While Janet and I held each other in a warm embrace, and by warm, I mean hot and stifling, I took a moment to consider my options. Maybe I was pushing her too hard. Maybe my hook-up plan was wrong and insensitive. Maybe I should just give her time to heal at her own pace.
“I’m sorry about all this, Janet. I just wanted to help.” All Janet’s crying had made the top of my shirt damp. And I was pretty sure she got snot on my sleeve. “Tell you what,” I said. “Let’s all go back to my place. I’ll make a whole sheet pan of nachos. With jalapeños. And extra sour cream.”
“Sour cream gives me gas,” Ralph interrupted.
“Nachos with jalapeños, and absolutely no trace of sour cream.”
“Maybe watch a romantic comedy?” Janet said, releasing me from her hug.
I flinched. Romantic comedy movies. Ugh. “Sure. Anything for my best friend.”

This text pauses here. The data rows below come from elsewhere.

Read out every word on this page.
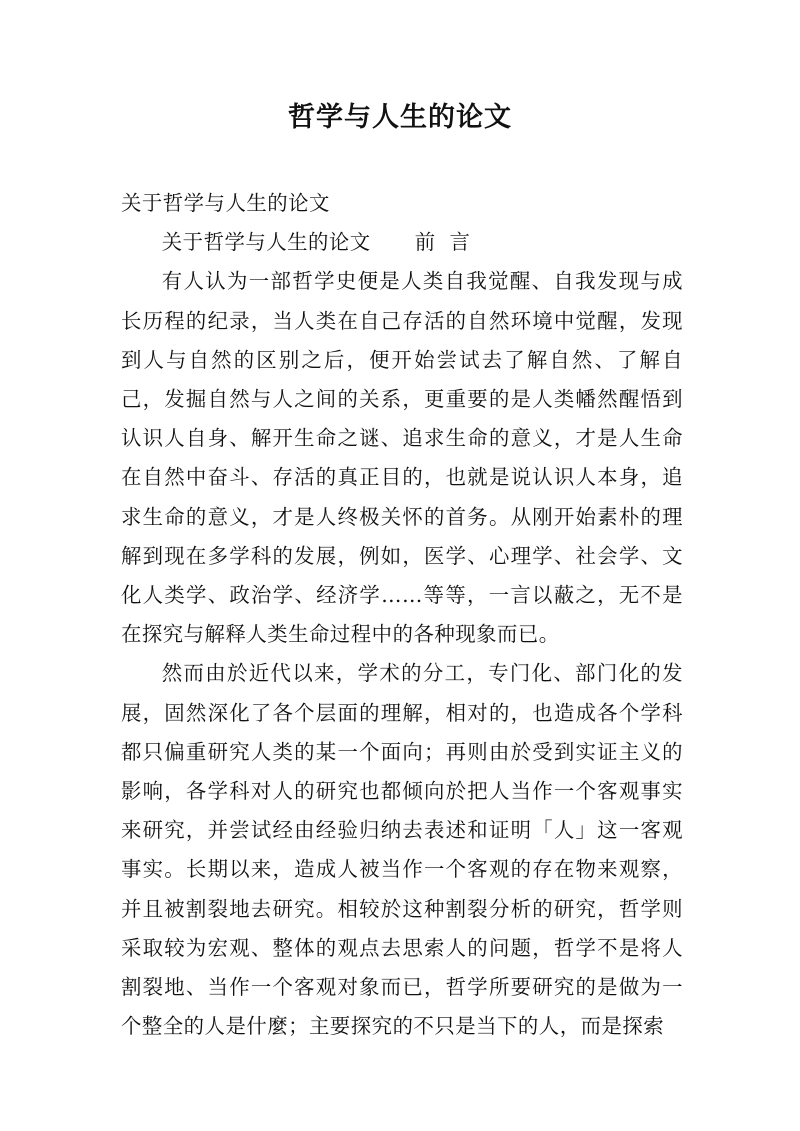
哲学与人生的论文

关于哲学与人生的论文

关于哲学与人生的论文 前  言

有人认为一部哲学史便是人类自我觉醒、自我发现与成长历程的纪录，当人类在自己存活的自然环境中觉醒，发现到人与自然的区别之后，便开始尝试去了解自然、了解自己，发掘自然与人之间的关系，更重要的是人类幡然醒悟到认识人自身、解开生命之谜、追求生命的意义，才是人生命在自然中奋斗、存活的真正目的，也就是说认识人本身，追求生命的意义，才是人终极关怀的首务。从刚开始素朴的理解到现在多学科的发展，例如，医学、心理学、社会学、文化人类学、政治学、经济学……等等，一言以蔽之，无不是在探究与解释人类生命过程中的各种现象而已。

然而由於近代以来，学术的分工，专门化、部门化的发展，固然深化了各个层面的理解，相对的，也造成各个学科都只偏重研究人类的某一个面向；再则由於受到实证主义的影响，各学科对人的研究也都倾向於把人当作一个客观事实来研究，并尝试经由经验归纳去表述和证明「人」这一客观事实。长期以来，造成人被当作一个客观的存在物来观察，并且被割裂地去研究。相较於这种割裂分析的研究，哲学则采取较为宏观、整体的观点去思索人的问题，哲学不是将人割裂地、当作一个客观对象而已，哲学所要研究的是做为一个整全的人是什麼；主要探究的不只是当下的人，而是探索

“Thank you, Mary. Thank you, Ralph.” Janet paused a moment. Then she said, “But I don’t want to go home. Not yet.” She looked at her watch. “We came all this way, and it’s still early.” She knocked back the rest of her cider. “If a single man with no criminal convictions walks by, no matter who it is, I’ll at least give him a chance.”
“You will?”
She took the red solo cup out of Ralph’s hand. “Maybe you’re right, Mary. Maybe with the right distraction, I’ll forget all about Stan. And how he cheated on me, maxed out my credit card, and never filled my car up with gas. And ruined my favorite white blouse when he threw it in the washer with his stupid, ugly red Manchester United socks.”
She threw back the rest of Ralph’s drink, then drank mine. “Who knows? Maybe I’ll get lucky this time. I’ll just put my fate in the hands of the universe. Let the universe decide.”